Newman's conjecture
- Type: conjecture
- Field: analytic number theory
- Conjectured by: Morris Newman
- Conjectured in: 25 March 1960
- Open problem: Yes
- Known cases: Prime powers except powers of 2 or powers of 3, plus selected other numbers (e.g. 16, 40, 65)
- Consequences: Erdős-Ivić conjecture

= Newman's conjecture =

Unsolved problem in mathematics

Unsolved problem in mathematics: Given arbitrary m, r, are there infinitely many values of n such that the partition function at n is congruent to r mod m?

In mathematics, specifically in number theory, Newman's conjecture is a conjecture about the behavior of the partition function modulo any integer. Specifically, it states that for any integers m and r such that $0 \le r \le m-1$, the value of the partition function $p(n)$ satisfies the congruence $p(n) \equiv r \pmod{m}$ for infinitely many non-negative integers n. It was formulated by mathematician Morris Newman in 1960. It is unsolved as of .

==History==
Oddmund Kolberg was probably the first to prove a related result, namely that the partition function takes both even and odd values infinitely often. The proof employed was of elementary nature and easily accessible, and was proposed as an exercise by Newman in the American Mathematical Monthly.

1 year later, in 1960, Newman proposed the conjecture and proved the cases m=5 and 13 in his original paper, and m=65 two years later.

Ken Ono, an American mathematician, made further advances by exhibiting sufficient conditions for the conjecture to hold for prime m.
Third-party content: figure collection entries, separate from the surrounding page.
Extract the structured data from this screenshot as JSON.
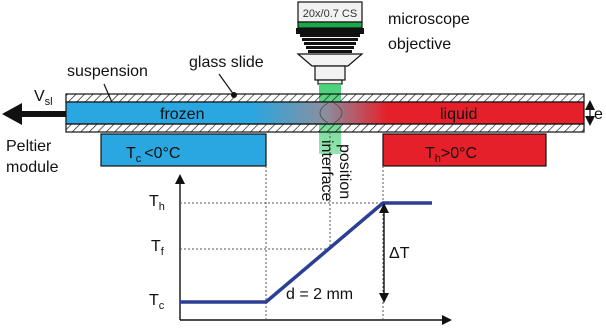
{
  "colors": {
    "frozen": "#2aa6e0",
    "liquid": "#e5202a",
    "beam": "#3fcf70",
    "curve": "#2b3f95",
    "glass": "#ffffff",
    "outline": "#111111"
  },
  "labels": {
    "suspension": "suspension",
    "glass_slide": "glass slide",
    "microscope_line1": "microscope",
    "microscope_line2": "objective",
    "objective_marking": "20x/0.7 CS",
    "velocity_main": "V",
    "velocity_sub": "sl",
    "frozen": "frozen",
    "liquid": "liquid",
    "thickness": "e",
    "peltier_line1": "Peltier",
    "peltier_line2": "module",
    "cold_T_main": "T",
    "cold_T_sub": "c",
    "cold_T_rest": "<0°C",
    "hot_T_main": "T",
    "hot_T_sub": "h",
    "hot_T_rest": ">0°C",
    "interface_line1": "interface",
    "interface_line2": "position",
    "delta_T": "ΔT",
    "distance": "d = 2 mm"
  },
  "axis_ticks": [
    {
      "main": "T",
      "sub": "h"
    },
    {
      "main": "T",
      "sub": "f"
    },
    {
      "main": "T",
      "sub": "c"
    }
  ]
}
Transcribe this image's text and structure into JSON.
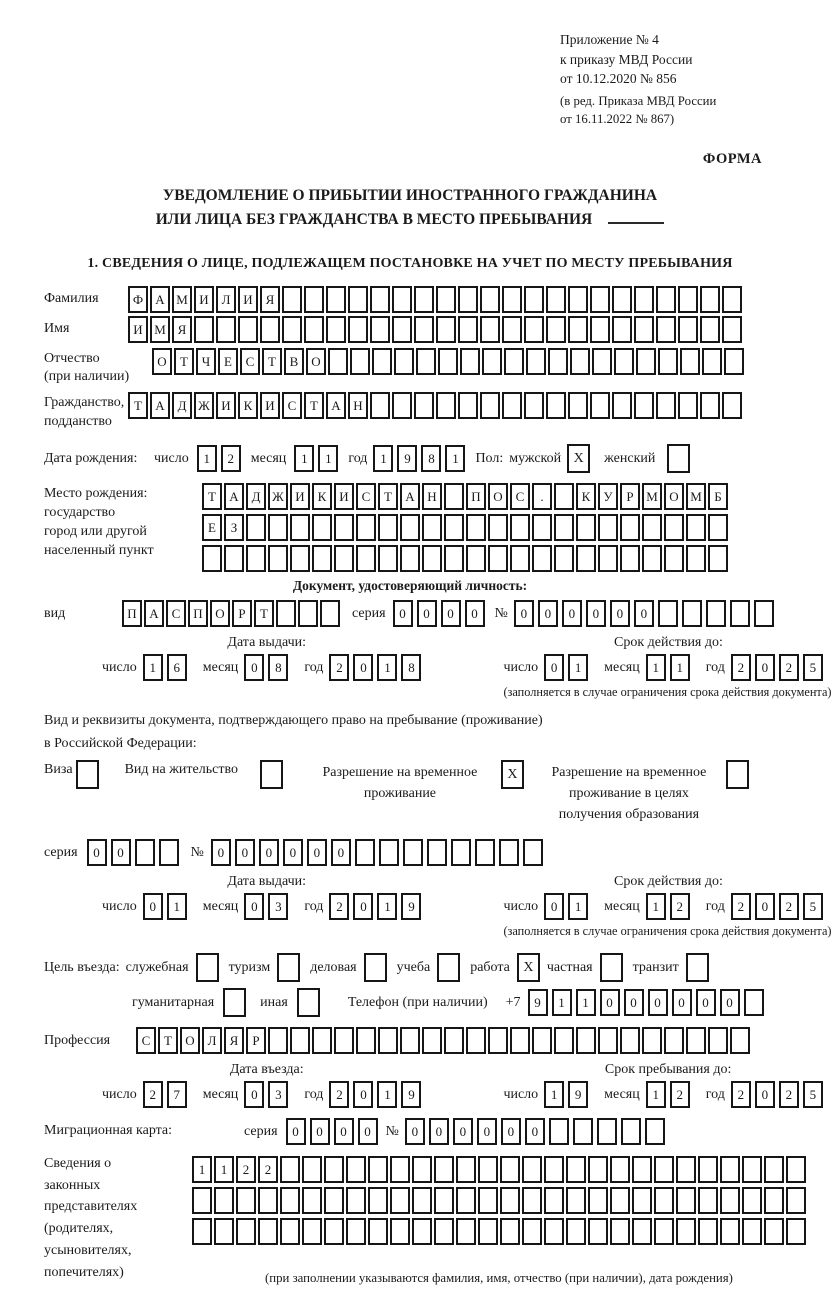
{
  "header": {
    "ref_line1": "Приложение № 4",
    "ref_line2": "к приказу МВД России",
    "ref_line3": "от 10.12.2020 № 856",
    "ed_line1": "(в ред. Приказа МВД России",
    "ed_line2": "от 16.11.2022 № 867)",
    "forma": "ФОРМА"
  },
  "title": {
    "line1": "УВЕДОМЛЕНИЕ О ПРИБЫТИИ ИНОСТРАННОГО ГРАЖДАНИНА",
    "line2": "ИЛИ ЛИЦА БЕЗ ГРАЖДАНСТВА В МЕСТО ПРЕБЫВАНИЯ"
  },
  "section1_heading": "1. СВЕДЕНИЯ О ЛИЦЕ, ПОДЛЕЖАЩЕМ ПОСТАНОВКЕ НА УЧЕТ ПО МЕСТУ ПРЕБЫВАНИЯ",
  "labels": {
    "day": "число",
    "month": "месяц",
    "year": "год",
    "seriya": "серия",
    "number": "№"
  },
  "surname": {
    "label": "Фамилия",
    "value": "ФАМИЛИЯ",
    "cells": 28
  },
  "firstname": {
    "label": "Имя",
    "value": "ИМЯ",
    "cells": 28
  },
  "patronymic": {
    "label1": "Отчество",
    "label2": "(при наличии)",
    "value": "ОТЧЕСТВО",
    "cells": 27
  },
  "citizenship": {
    "label1": "Гражданство,",
    "label2": "подданство",
    "value": "ТАДЖИКИСТАН",
    "cells": 28
  },
  "birth": {
    "label": "Дата рождения:",
    "day": "12",
    "month": "11",
    "year": "1981",
    "gender_label": "Пол:",
    "male_label": "мужской",
    "male": "X",
    "female_label": "женский",
    "female": ""
  },
  "birthplace": {
    "label1": "Место рождения:",
    "label2": "государство",
    "label3": "город или другой",
    "label4": "населенный пункт",
    "row1": {
      "value": "ТАДЖИКИСТАН ПОС. КУРМОМБ",
      "cells": 24
    },
    "row2": {
      "value": "ЕЗ",
      "cells": 24
    },
    "row3": {
      "value": "",
      "cells": 24
    }
  },
  "identity_doc": {
    "heading": "Документ, удостоверяющий личность:",
    "vid_label": "вид",
    "vid": {
      "value": "ПАСПОРТ",
      "cells": 10
    },
    "seriya": {
      "value": "0000",
      "cells": 4
    },
    "number": {
      "value": "000000",
      "cells": 11
    },
    "issue": {
      "heading": "Дата выдачи:",
      "day": "16",
      "month": "08",
      "year": "2018"
    },
    "expiry": {
      "heading": "Срок действия до:",
      "day": "01",
      "month": "11",
      "year": "2025"
    },
    "expiry_note": "(заполняется в случае ограничения срока действия документа)"
  },
  "residence_doc": {
    "intro1": "Вид и реквизиты документа, подтверждающего право на пребывание (проживание)",
    "intro2": "в Российской Федерации:",
    "visa_label": "Виза",
    "visa": "",
    "vnj_label": "Вид на жительство",
    "vnj": "",
    "rvp_label1": "Разрешение на временное",
    "rvp_label2": "проживание",
    "rvp": "X",
    "rvpo_label1": "Разрешение на временное",
    "rvpo_label2": "проживание в целях",
    "rvpo_label3": "получения образования",
    "rvpo": "",
    "seriya": {
      "value": "00",
      "cells": 4
    },
    "number": {
      "value": "000000",
      "cells": 14
    },
    "issue": {
      "heading": "Дата выдачи:",
      "day": "01",
      "month": "03",
      "year": "2019"
    },
    "expiry": {
      "heading": "Срок действия до:",
      "day": "01",
      "month": "12",
      "year": "2025"
    },
    "expiry_note": "(заполняется в случае ограничения срока действия документа)"
  },
  "purpose": {
    "label": "Цель въезда:",
    "options": [
      {
        "label": "служебная",
        "value": ""
      },
      {
        "label": "туризм",
        "value": ""
      },
      {
        "label": "деловая",
        "value": ""
      },
      {
        "label": "учеба",
        "value": ""
      },
      {
        "label": "работа",
        "value": "X"
      },
      {
        "label": "частная",
        "value": ""
      },
      {
        "label": "транзит",
        "value": ""
      },
      {
        "label": "гуманитарная",
        "value": ""
      },
      {
        "label": "иная",
        "value": ""
      }
    ],
    "phone_label": "Телефон (при наличии)",
    "phone_prefix": "+7",
    "phone": {
      "value": "911000000",
      "cells": 10
    }
  },
  "profession": {
    "label": "Профессия",
    "value": "СТОЛЯР",
    "cells": 28
  },
  "entry": {
    "date": {
      "heading": "Дата въезда:",
      "day": "27",
      "month": "03",
      "year": "2019"
    },
    "stay": {
      "heading": "Срок пребывания до:",
      "day": "19",
      "month": "12",
      "year": "2025"
    }
  },
  "migration_card": {
    "label": "Миграционная карта:",
    "seriya": {
      "value": "0000",
      "cells": 4
    },
    "number": {
      "value": "000000",
      "cells": 11
    }
  },
  "representatives": {
    "label1": "Сведения о",
    "label2": "законных",
    "label3": "представителях",
    "label4": "(родителях,",
    "label5": "усыновителях,",
    "label6": "попечителях)",
    "row1": {
      "value": "1122",
      "cells": 28
    },
    "row2": {
      "value": "",
      "cells": 28
    },
    "row3": {
      "value": "",
      "cells": 28
    },
    "note": "(при заполнении указываются фамилия, имя, отчество (при наличии), дата рождения)"
  }
}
He first showed that Newman's conjecture holds for prime m if for each r between 0 and m−1, there exists a nonnegative integer n such that the following holds:

- $24 \mid mn+1$
- $p \left(\frac{mn+1}{24} \right) \equiv r \pmod{m}$

He used the result, together with a computer program, to prove the conjecture for all primes less than 1000, except 3. Ahlgren expanded on his result to show that Ono's condition is, in fact, true for all composite numbers coprime to 6.

Three years later, Ono showed that for every prime m greater than 3, one of the following must hold:

- Newman's conjecture holds for m, or
- $m\mid p(mn+k)$ for all nonnegative integers n, and $1\le k < 24, 24k\equiv 1 \pmod{m}$.

Using a computer, he proved the theorem for all primes less than 200,000, except 3.

Afterwards, Ahlgren and Boylan used Ono's criterion to extend Newman's conjecture to all primes except possibly 3. Two years afterwards, they extended their result to all prime powers except powers of 2 or 3.

== Partial progress and solved cases ==
The weaker statement that $p(n)\equiv 0 \pmod{m}$ has at least 1 solution has been proved for all primes m. It was formerly known as the Erdős–Ivić conjecture, named after mathematicians Paul Erdős and Aleksandar Ivić. It was settled by A. Schinzel.